[SSS04-11] Source scaling and stress drop for the 2018 Hokkaido Eastern Iburi earthquake sequence estimated by the S-wave coda spectral ratio method
Keywords:The 2018 Hokkaido Eastern Iburi earthquake sequence, S-wave coda spectral ratio, Corner frequency, Source scaling, Stress drop
We analyzed 54 events (Mw 3.6-6.6) including the mainshock in the 2018 Hokkaido Eastern Iburi earthquake sequence. We collected ground motion records observed at KiK-net and F-net stations located in Hokkaido and Aomori prefectures. For KiK-net stations, we used acceleration time histories recorded by downhole strong motion sensors. For F-net stations, we used velocity time histories recorded by both strong motion and broadband seismographs. We followed the procedures of Somei et al. (2014) to process the data. The source spectral ratio for one station was obtained by the amplitude spectral ratio between large and small event records. For calculating the amplitude spectra, we used the S-wave coda portions in the same lapse time window between the event pair as the analyzed time window. In order to guarantee the commonality of decay curves in the time windows between the event pair, we examined the decay ratios of RMS envelopes in S-wave coda for six narrowband frequency ranges. The observed source spectral ratios were well explained by the ω-2 source spectral model, and we could estimate the corner frequencies for large and small events by grid search method. For comparisons, we also obtained the source spectral ratios from the observed spectral ratios for direct S-waves. We could clearly see the source spectral ratios derived from S-wave coda are much more stable by station to station than those derived from direct S-wave portions.

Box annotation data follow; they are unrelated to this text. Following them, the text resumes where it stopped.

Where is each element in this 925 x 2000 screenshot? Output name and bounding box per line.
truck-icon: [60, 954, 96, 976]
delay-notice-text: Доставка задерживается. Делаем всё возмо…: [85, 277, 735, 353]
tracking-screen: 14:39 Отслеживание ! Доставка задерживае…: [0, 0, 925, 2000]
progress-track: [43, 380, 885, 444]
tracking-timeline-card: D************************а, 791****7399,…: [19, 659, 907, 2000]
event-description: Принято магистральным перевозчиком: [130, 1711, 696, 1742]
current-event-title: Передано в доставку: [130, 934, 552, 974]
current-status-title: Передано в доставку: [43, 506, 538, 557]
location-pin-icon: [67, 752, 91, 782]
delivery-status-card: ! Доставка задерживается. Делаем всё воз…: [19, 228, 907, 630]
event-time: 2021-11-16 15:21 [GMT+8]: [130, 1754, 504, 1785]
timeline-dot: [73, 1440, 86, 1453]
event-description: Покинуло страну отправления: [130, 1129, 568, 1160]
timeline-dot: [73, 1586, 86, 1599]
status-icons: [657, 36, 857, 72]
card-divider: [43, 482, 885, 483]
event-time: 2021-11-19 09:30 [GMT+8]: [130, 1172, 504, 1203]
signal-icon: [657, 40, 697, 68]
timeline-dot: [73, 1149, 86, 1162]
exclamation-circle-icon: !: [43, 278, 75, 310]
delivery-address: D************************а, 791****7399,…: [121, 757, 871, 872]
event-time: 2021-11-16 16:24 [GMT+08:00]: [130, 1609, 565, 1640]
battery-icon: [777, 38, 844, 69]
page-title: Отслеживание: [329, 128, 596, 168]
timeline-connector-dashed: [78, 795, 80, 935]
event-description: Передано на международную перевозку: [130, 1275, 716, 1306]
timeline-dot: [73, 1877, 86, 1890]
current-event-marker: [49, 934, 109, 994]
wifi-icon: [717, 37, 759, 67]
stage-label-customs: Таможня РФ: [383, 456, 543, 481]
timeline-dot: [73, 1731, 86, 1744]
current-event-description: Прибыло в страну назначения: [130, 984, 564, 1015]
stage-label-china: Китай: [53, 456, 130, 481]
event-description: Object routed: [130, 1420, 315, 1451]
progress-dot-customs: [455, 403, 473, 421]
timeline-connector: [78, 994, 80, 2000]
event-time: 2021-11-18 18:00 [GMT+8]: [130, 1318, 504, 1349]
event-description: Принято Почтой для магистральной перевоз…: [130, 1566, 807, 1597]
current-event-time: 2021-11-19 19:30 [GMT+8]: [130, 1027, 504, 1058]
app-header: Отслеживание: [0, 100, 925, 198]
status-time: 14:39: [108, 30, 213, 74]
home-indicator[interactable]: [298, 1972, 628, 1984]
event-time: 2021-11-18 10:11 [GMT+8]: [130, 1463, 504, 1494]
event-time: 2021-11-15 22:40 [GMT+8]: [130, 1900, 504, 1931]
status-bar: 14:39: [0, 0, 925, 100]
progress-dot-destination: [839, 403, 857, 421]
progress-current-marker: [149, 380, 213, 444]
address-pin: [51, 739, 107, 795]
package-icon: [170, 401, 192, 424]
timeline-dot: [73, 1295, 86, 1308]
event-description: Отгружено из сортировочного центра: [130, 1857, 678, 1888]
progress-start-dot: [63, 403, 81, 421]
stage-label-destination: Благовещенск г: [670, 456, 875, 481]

Assuming a circular clack fault model, the stress drop could be estimated from the seismic moment and the source radius (Eshelby, 1957). The source radius could be related to the corner frequency (Brune, 1970, 1971). In this study, the seismic moment of each event was fixed at the value provided by its F-net moment tensor solution. Stress drops for all 54 events spanned from 0.08 to 6.18 MPa. The stress drops of the mainshock (Mw 6.6) and the averaged value for all the aftershocks are 6.18 and 0.40 MPa, respectively. The stress drops of aftershocks do not exceed that of mainshock, which is the same result as that of Somei et al. (2014). Stress drops for the 2018 Hokkaido Eastern Iburi earthquake sequence are in the variation of those for past inland crustal earthquakes in Japan (Somei et al., 2014) although the stress drop of the mainshock is slightly larger than those of the other large inland crustal events. To investigate the factors of variations in stress drops independent of seismic moment, we examined possible correlations between stress drop and some tectonic effects such as regionality, focal mechanism, and source depth. Although there are no obvious correlations of stress drops with regionality and focal mechanism, we could see the dependence of source depth on stress drops for the aftershocks of the 2018 Hokkaido Eastern Iburi earthquake sequence.
Acknowledgements: Strong motion data from KiK-net and F-net were provided by the National Research Institute for Earth Science and Disaster Resilience (NIED), Japan. Broadband seismograms and moment tensor solutions were provided from F-net, NIED. The JMA unified earthquake catalog was produced by JMA in cooperation with the Ministry of Education, Culture, Sports, Science and Technology (MEXT).